Given such positive deployment and investment data, the FCC's determination that broadband isn't being deployed in a reasonable and timely fashion is certainly hard to explain, let alone justify. But the FCC's finding can be more easily explained in light of the agency's pro-regulatory philosophy, including its interventionist approach to the broadband market.
The FCC continues to push the controversial view that a negative finding regarding broadband deployment under Section 706(b) gives the agency additional regulatory powers. And the FCC shows itself all too eager to use those assumed powers. The FCC's latest 706 Report finding simply renews the agency's additional regulatory power claims.
The 706 Report highlights the FCC's network neutrality regulations among its marketplace interventions, suggesting these regulations were undertaken ostensibly to accelerate broadband deployment and remove barriers to infrastructure investment.

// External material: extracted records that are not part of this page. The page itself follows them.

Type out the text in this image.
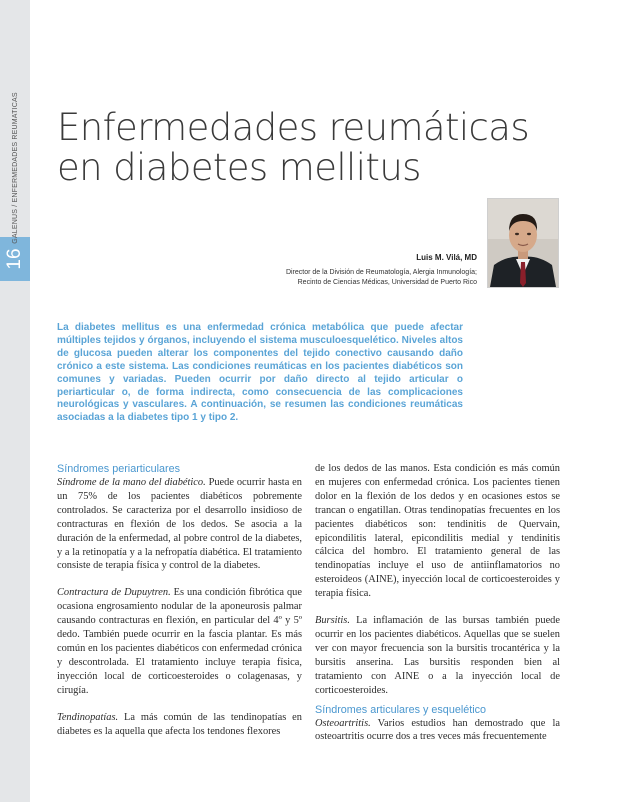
16
GALENUS / ENFERMEDADES REUMATICAS Enfermedades reumáticas
en diabetes mellitus
Luis M. Vilá, MD
Director de la División de Reumatología, Alergia Inmunología;
Recinto de Ciencias Médicas, Universidad de Puerto Rico
La diabetes mellitus es una enfermedad crónica metabólica que puede afectar múltiples tejidos y órganos, incluyendo el sistema musculoesquelético. Niveles altos de glucosa pueden alterar los componentes del tejido conectivo causando daño crónico a este sistema. Las condiciones reumáticas en los pacientes diabéticos son comunes y variadas. Pueden ocurrir por daño directo al tejido articular o periarticular o, de forma indirecta, como consecuencia de las complicaciones neurológicas y vasculares. A continuación, se resumen las condiciones reumáticas asociadas a la diabetes tipo 1 y tipo 2.
Síndromes periarticulares

Síndrome de la mano del diabético. Puede ocurrir hasta en un 75% de los pacientes diabéticos pobremente controlados. Se caracteriza por el desarrollo insidioso de contracturas en flexión de los dedos. Se asocia a la duración de la enfermedad, al pobre control de la diabetes, y a la retinopatía y a la nefropatía diabética. El tratamiento consiste de terapia física y control de la diabetes.

Contractura de Dupuytren. Es una condición fibrótica que ocasiona engrosamiento nodular de la aponeurosis palmar causando contracturas en flexión, en particular del 4º y 5º dedo. También puede ocurrir en la fascia plantar. Es más común en los pacientes diabéticos con enfermedad crónica y descontrolada. El tratamiento incluye terapia física, inyección local de corticoesteroides o colagenasas, y cirugía.

Tendinopatías. La más común de las tendinopatías en diabetes es la aquella que afecta los tendones flexores

de los dedos de las manos. Esta condición es más común en mujeres con enfermedad crónica. Los pacientes tienen dolor en la flexión de los dedos y en ocasiones estos se trancan o engatillan. Otras tendinopatías frecuentes en los pacientes diabéticos son: tendinitis de Quervain, epicondilitis lateral, epicondilitis medial y tendinitis cálcica del hombro. El tratamiento general de las tendinopatías incluye el uso de antiinflamatorios no esteroideos (AINE), inyección local de corticoesteroides y terapia física.

Bursitis. La inflamación de las bursas también puede ocurrir en los pacientes diabéticos. Aquellas que se suelen ver con mayor frecuencia son la bursitis trocantérica y la bursitis anserina. Las bursitis responden bien al tratamiento con AINE o a la inyección local de corticoesteroides.

Síndromes articulares y esquelético

Osteoartritis. Varios estudios han demostrado que la osteoartritis ocurre dos a tres veces más frecuentemente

According to the 706 Report, net neutrality regulations were adopted "to ensure the continuation of the Internet’s virtuous cycle of innovation and investment, and the Commission must continue to prioritize those efforts consistent with the mandate of section 706."
Now if the FCC's net neutrality regulations really removed barriers to infrastructure investment, one would naturally expect to find corroborating data. But the 706 Report contains no data indicating actual increases in annual broadband investment following the adoption of those regulations. 
FSF President Randolph May and I pointed out in last September's Perspectives from FSF Scholars essay "New FCC Regulations Reduce Investment and Hinder Job Creation," that there is evidence suggesting that net neutrality regulations, in particular, actually raise barriers to broadband infrastructure investment. Our essay directed attention to Gerald R. Faulhaber’s and David J. Farber's 2010 paper "The Open Internet: A Customer-Centric Framework." Faulhaber and Farber compared higher winning bid prices for the 700 MHz band's unencumbered A and B blocks with lower bid prices for the C block, which was subject to  "open access" or net neutrality-like use restrictions. According to Faulhaber and Farber, "[n]etwork neutrality regulation thus decreased the value of the spectrum asset by 60%...reduc[ing] the affected telecommunication asset and thus reduc[ing] the incentive to invest in such assets."
In sum, the FCC's negative finding regarding broadband deployment flies in the face of two critical indicators: first, the rapid deployment of broadband over the last several years; and second, the heavy financial investment in infrastructure made by marketplace providers over that same timeframe. Taken together, those indicators suggest that the broadband market is a potent source of economic growth and job creation. In today's weakened economy, this success shouldn't be ignored, much less denigrated.
Where markets thrive, government should stay its hand to best promote economic growth and efficient results. But once more the FCC has positioned itself to second-guess the workings of the expanding, investment-heavy broadband market through regulatory restrictions. The agency risks injecting economic dislocations and investment disincentives into the market. In an economy clamoring for investment and new jobs, regulating a growing and competitive market is neither reasonable nor timely.

[* CORRECTION AND CLARIFICATION: This post previously attributed 2003 deployment data to the National Broadband Plan instead of OBI work prepared in support of the Plan.]